Outgoing switched live and neutral to ImmerSUN Boost relay input to enable immersion heater.
The revised wiring diagram looks like this..
All of this still leaves one unused relay on the HEMS (HAT #3) and one unused proportional output on the ImmerSUN (#2; available for future expansion.
Initially even my smallest boot lace ferrules would not fit into the terminals on the HAT. Fortunately, once the ferrules has been crimped around the new cables, and flattened by squeezing in pliers, then the ferrules could be persuaded into the terminals.
I’ve been on my dynamic smart tariff for some months now, so I thought it would be a good time to see what I’m actually saving. My actual tariff rate changes each half hour, but for the purposes the supplier calculates the weighted average of what I’ve actually paid for the invoice. In principal that should be monthly, but I’ve had some bills combined over more than one month.
6.29 p/kWh (part)
5.99 p/kWh (balance)
Over the course of the last few months my electricity price has reduced very significantly.
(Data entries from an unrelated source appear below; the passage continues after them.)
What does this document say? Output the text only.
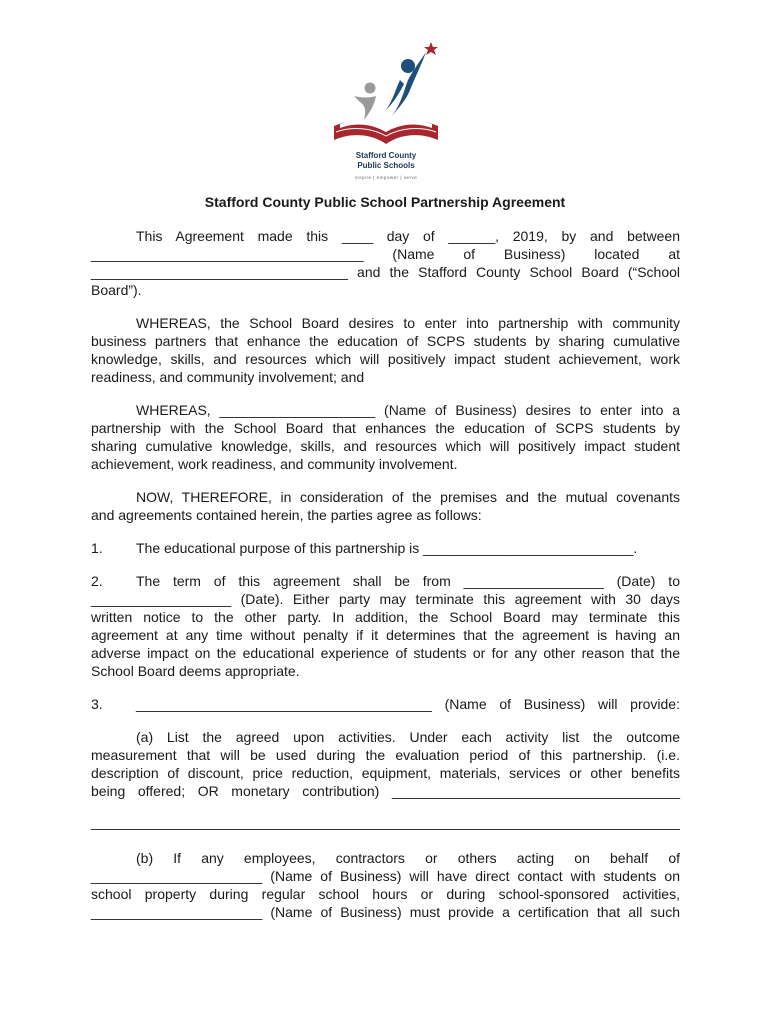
Stafford County
Public Schools
inspire | empower | serve
Stafford County Public School Partnership Agreement
This Agreement made this ____ day of ______, 2019, by and between
___________________________________ (Name of Business) located at
_________________________________ and the Stafford County School Board (“School
Board”).
WHEREAS, the School Board desires to enter into partnership with community
business partners that enhance the education of SCPS students by sharing cumulative
knowledge, skills, and resources which will positively impact student achievement, work
readiness, and community involvement; and
WHEREAS, ____________________ (Name of Business) desires to enter into a
partnership with the School Board that enhances the education of SCPS students by
sharing cumulative knowledge, skills, and resources which will positively impact student
achievement, work readiness, and community involvement.
NOW, THEREFORE, in consideration of the premises and the mutual covenants
and agreements contained herein, the parties agree as follows:
1. The educational purpose of this partnership is ___________________________.
2. The term of this agreement shall be from __________________ (Date) to
__________________ (Date). Either party may terminate this agreement with 30 days
written notice to the other party. In addition, the School Board may terminate this
agreement at any time without penalty if it determines that the agreement is having an
adverse impact on the educational experience of students or for any other reason that the
School Board deems appropriate.
3. ______________________________________ (Name of Business) will provide:
(a) List the agreed upon activities. Under each activity list the outcome
measurement that will be used during the evaluation period of this partnership. (i.e.
description of discount, price reduction, equipment, materials, services or other benefits
being offered; OR monetary contribution) _____________________________________
(b) If any employees, contractors or others acting on behalf of
______________________ (Name of Business) will have direct contact with students on
school property during regular school hours or during school-sponsored activities,
______________________ (Name of Business) must provide a certification that all such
I suspect that this is down to a combination of several factors including:
With the development of my HEMS (including its control of the battery storage) I’m getting slicker at optimising my purchase price
As we move into the summer the energy price is dropping with reduced demand and more renewable power available.
For reference the Energy Saving Trust reckons that the average UK price for electricity is 15.75 p/kWh on a flat rate tariff, or 19.0 on days and 9.1 p/kWh on nights for Economy 7. Thus my average electricity price in a month always beats their day rate and often beats their night rate. Of course the EST figures are the average market rates, so both better and worse deals will exist with different suppliers.
The 7.03 p/kWh for June 2019 seems to have been received with incredulity elsewhere so here’s the relevant part of the bill..
I’ve never felt so engaged with my electricity supply, and am very pleased to have made the move from the dual-rate Economy 7 tariffs that I’ve used for around 30 years.